The Man Who Stalked Ein­stein: How Nazi Sci­en­tist Philipp Lenard Changed the Course of History

  • From the Publisher
June 3, 2015

The Man Who Stalked Ein­stein tells the lit­tle-known sto­ry of the antag­o­nis­tic rela­tion­ship between Albert Ein­stein and Ger­man physi­cist Phillip Lenard. Both men were Ger­man-born, bril­liant sci­en­tists, Nobel Prize win­ners, and ide­al­ists. But their ideals were dia­met­ri­cal­ly opposed to one anoth­er, and their scholas­tic rival­ry esca­lat­ed into per­son­al animosity.

Lenard was an exper­i­men­tal­ist, and devel­oped some of the ear­li­est instru­ments for pro­duc­ing X‑rays. Ein­stein was a the­o­rist, a man who per­formed his famous exper­i­ments with time and space in his mind. Lenard believed deeply that space was filled with a mate­r­i­al, an ether” through which elec­tro­mag­net­ic waves trav­eled. Ein­stein uni­fied space and time, giv­ing rise to the idea that those same waves trav­eled with rel­a­tive speed.

These dif­fer­ences, as both men saw them, were insur­mount­able. While Ein­stein worked to explain his the­o­ries to the world, grow­ing ever more pop­u­lar, Lenard’s oppo­si­tion to Einstein’s ideas were stoked by the grow­ing nation­al­ism and anti-Semi­tism of the Nazi par­ty in Ger­many. He became a man obsessed with dis­cred­it­ing Ein­stein. Dur­ing one pub­lic debate in 1920, Lenard pub­licly mocked Ein­stein, an exhi­bi­tion that was the gen­e­sis of Einstein’s even­tu­al depar­ture for the Unit­ed States.

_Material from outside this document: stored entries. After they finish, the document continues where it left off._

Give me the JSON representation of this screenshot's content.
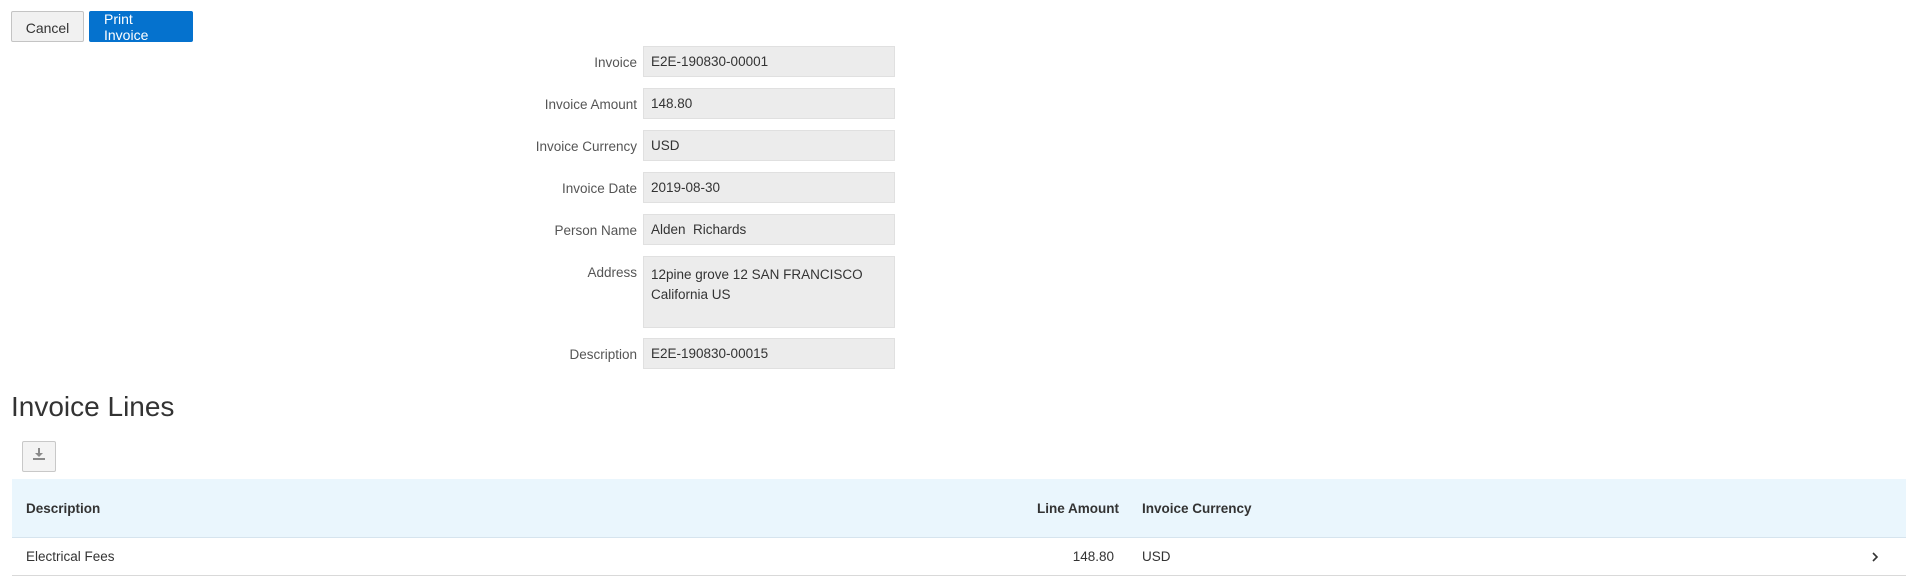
{
  "toolbar": {
    "cancel_label": "Cancel",
    "print_label": "Print Invoice"
  },
  "form": {
    "invoice": {
      "label": "Invoice",
      "value": "E2E-190830-00001"
    },
    "invoice_amount": {
      "label": "Invoice Amount",
      "value": "148.80"
    },
    "invoice_currency": {
      "label": "Invoice Currency",
      "value": "USD"
    },
    "invoice_date": {
      "label": "Invoice Date",
      "value": "2019-08-30"
    },
    "person_name": {
      "label": "Person Name",
      "value": "Alden  Richards"
    },
    "address": {
      "label": "Address",
      "value": "12pine grove 12   SAN FRANCISCO\nCalifornia US"
    },
    "description": {
      "label": "Description",
      "value": "E2E-190830-00015"
    }
  },
  "invoice_lines": {
    "title": "Invoice Lines",
    "export_icon": "download-icon",
    "columns": {
      "description": "Description",
      "line_amount": "Line Amount",
      "invoice_currency": "Invoice Currency"
    },
    "rows": [
      {
        "description": "Electrical Fees",
        "line_amount": "148.80",
        "invoice_currency": "USD",
        "action_icon": "chevron-right-icon"
      }
    ]
  },
  "colors": {
    "primary": "#0572ce",
    "field_bg": "#ececec",
    "table_header_bg": "#eaf6fd"
  }
}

Hill­man is a tal­ent­ed sto­ry­teller, and The Man Who Stalked Ein­stein deft­ly brings to life key his­tor­i­cal scenes that illus­trate the dra­ma between the men. A num­ber of famous sci­en­tists — Born, Heisen­berg, and Plank— as well as infa­mous Nazis — Himm­ler, Johannes Stark, and even Hitler — make appear­ances. The book relies heav­i­ly on direct quotes from Ger­man writ­ings and speech­es, which were trans­lat­ed into Eng­lish by coau­thors Bir­git Ertl-Wag­n­er and Bernd C. Wag­n­er. While the quotes do imbue the book with his­tor­i­cal accu­ra­cy, some­times the switch from sto­ry to quo­ta­tion is jar­ring and takes the book from nar­ra­tive tale to his­tor­i­cal text. The book begins near the end, a time of tense con­tro­ver­sy in 1933, and then shifts back to the ori­gins of the antag­o­nism in lat­er chap­ters. This too feels some­what dislocating.

Hill­man and his coau­thors bring a new per­spec­tive to the his­to­ry of sci­ence in the twen­ti­eth cen­tu­ry and the chal­lenges Ein­stein faced as a sci­en­tists and as a Jew. Through Lenard, they take a hard look at the mad­den­ing effects of anti-Semi­tism on a bril­liant mind. Timed to coin­cide with the six­ti­eth anniver­sary of Einstein’s death on April 18, 2015, this book is an impor­tant, sad, and fas­ci­nat­ing piece of near­ly-lost history.